Slept uneasy last night. Don’t know if it was a continued grumpy hangover or what. Day Jobbery shortly, then (hopefully) a quiet afternoon followed by an early evening’s sleep.
I’ve been thinking about two things: exercise and cussing.
I’m increasingly convinced that the reason I made it as far as I did through chemotherapy with any useful energy (such as it may be) is that I’ve exercised every damned day. I think I’ve missed perhaps two (non-pump) days in the last six months, plus when I’m on the pump it’s different anyway. Every morning I spend at least thirty minutes getting my heart rate up and making my body move. I do it when I first wake up, because whatever energy I do have for the day is at its maxima then. Early in chemo I’d collapse around 4 or 5. These days, if I make it til noon in full-on mode, I’m lucky. But without the exercise, I might have wound up bed-ridden or nearly so. A thing that drives my heart.

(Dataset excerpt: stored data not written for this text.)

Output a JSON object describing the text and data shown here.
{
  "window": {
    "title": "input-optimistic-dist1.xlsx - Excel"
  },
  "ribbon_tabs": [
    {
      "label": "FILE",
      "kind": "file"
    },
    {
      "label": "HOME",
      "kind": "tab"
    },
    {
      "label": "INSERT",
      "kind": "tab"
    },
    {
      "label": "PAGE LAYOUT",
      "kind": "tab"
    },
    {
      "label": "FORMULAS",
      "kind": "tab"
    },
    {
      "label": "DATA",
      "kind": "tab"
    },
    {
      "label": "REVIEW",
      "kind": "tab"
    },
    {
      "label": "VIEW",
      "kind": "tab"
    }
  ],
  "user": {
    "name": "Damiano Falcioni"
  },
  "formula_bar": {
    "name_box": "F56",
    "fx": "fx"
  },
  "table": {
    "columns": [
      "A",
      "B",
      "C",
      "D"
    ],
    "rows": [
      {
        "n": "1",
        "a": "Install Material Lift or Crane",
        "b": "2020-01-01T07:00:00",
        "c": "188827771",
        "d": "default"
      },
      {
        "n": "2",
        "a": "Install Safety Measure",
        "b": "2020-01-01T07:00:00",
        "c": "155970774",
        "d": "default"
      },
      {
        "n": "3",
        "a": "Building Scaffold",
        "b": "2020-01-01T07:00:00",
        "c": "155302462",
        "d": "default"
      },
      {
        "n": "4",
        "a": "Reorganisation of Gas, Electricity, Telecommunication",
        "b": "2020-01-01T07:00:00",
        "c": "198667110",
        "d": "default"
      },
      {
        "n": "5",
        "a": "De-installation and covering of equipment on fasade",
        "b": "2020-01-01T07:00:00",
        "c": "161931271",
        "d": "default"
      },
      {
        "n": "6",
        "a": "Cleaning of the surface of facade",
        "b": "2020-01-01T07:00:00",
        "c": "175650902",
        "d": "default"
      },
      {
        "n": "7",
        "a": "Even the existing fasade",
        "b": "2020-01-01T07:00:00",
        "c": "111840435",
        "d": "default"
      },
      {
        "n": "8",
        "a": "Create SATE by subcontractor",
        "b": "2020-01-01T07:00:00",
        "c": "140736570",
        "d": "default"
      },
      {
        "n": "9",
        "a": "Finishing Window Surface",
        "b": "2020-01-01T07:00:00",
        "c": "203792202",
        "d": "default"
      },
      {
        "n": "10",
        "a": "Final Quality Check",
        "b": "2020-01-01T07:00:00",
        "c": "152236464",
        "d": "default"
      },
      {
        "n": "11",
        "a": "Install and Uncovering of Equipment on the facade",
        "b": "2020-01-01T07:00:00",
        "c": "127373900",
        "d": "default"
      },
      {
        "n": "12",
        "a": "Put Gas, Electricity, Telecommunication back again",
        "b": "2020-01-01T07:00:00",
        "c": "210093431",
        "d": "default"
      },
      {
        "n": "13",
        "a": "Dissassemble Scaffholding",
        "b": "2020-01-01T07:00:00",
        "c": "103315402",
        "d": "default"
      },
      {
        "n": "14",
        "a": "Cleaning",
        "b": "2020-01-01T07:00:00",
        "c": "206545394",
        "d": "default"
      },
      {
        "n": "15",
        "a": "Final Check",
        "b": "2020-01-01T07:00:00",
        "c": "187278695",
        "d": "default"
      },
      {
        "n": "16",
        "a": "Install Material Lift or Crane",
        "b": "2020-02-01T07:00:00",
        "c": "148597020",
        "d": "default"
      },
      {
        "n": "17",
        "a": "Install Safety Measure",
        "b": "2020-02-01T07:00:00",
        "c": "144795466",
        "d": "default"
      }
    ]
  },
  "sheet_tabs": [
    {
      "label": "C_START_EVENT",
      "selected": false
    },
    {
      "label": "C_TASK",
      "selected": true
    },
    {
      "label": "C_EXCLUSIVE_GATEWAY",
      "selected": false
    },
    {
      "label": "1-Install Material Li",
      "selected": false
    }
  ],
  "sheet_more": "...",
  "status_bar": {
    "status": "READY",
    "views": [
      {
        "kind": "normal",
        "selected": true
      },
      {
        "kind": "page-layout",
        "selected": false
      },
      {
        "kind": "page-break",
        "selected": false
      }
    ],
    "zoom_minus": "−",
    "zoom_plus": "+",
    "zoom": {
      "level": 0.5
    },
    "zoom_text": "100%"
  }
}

Another thing that drives my heart is my commitment to kindness. For example, in social matters, one way I evaluate a person (friend, date, whatever) is whether they’re nice to waitpeople. The “be kind to waiters” test tells you a lot about a person. Yesterday, my memory jogged as it occurred to me where I had first turned the inner corner on that. It was when I stopped cussing at other people while I drive. (Well, okay, it still happens on occasion, but far more rarely.) When I was younger, I’d scream my frustrations in the form of obscenities and nasty remarks at the people going too slow/too fast/where I wanted to in my way/cutting me off in the crosswalk/etc. I said a lot of things to rear windshields I’d never have dreamed, even then, of saying to people’s faces. Anonymity is mightily empowering to rage, and not much is more anonymous than an automobile in traffic. What I finally realized was that I was programming myself to respond to incidents with anger instead of thoughtfulness, to drive (and behave) more dangerously, and ultimately, some really crappy behavior modeling for my daughter when she came along. None of that was worth the momentary warm glow of righteous indignation brought on by telling off some idiot who really deserved it. (Not to mention how wrong I probably was about other people most of the time.)
These days when someone blows by me in the crosswalk, breaking the law and endangering my life for the sake of a fraction of a minute’s more progress down the road, I step out behind them with a big cheery smile and wave and shout “Thank you!” It’s fairly passive aggressive of me, but it beats the hell out of just being aggressive, amuses me, and often amuses other drivers and pedestrians. More to the point, if they actually notice me, I’m not retroactively justifying their misdeeds by flipping them off or something. Maybe they’ll even think about what just happened in some mode other than dismissive, defensive anger. I’m not quite so demonstrative behind the wheel, as frustration still leaks in and such broad communication is rarely possible (unless I have the top down), but I also try not to say or do anything I wouldn’t say or do to the other driver face to face, in public.
Exercise is good for my heart. Kindness is good for my heart. Both help me focus on what’s really important, including the battles that actually need fighting.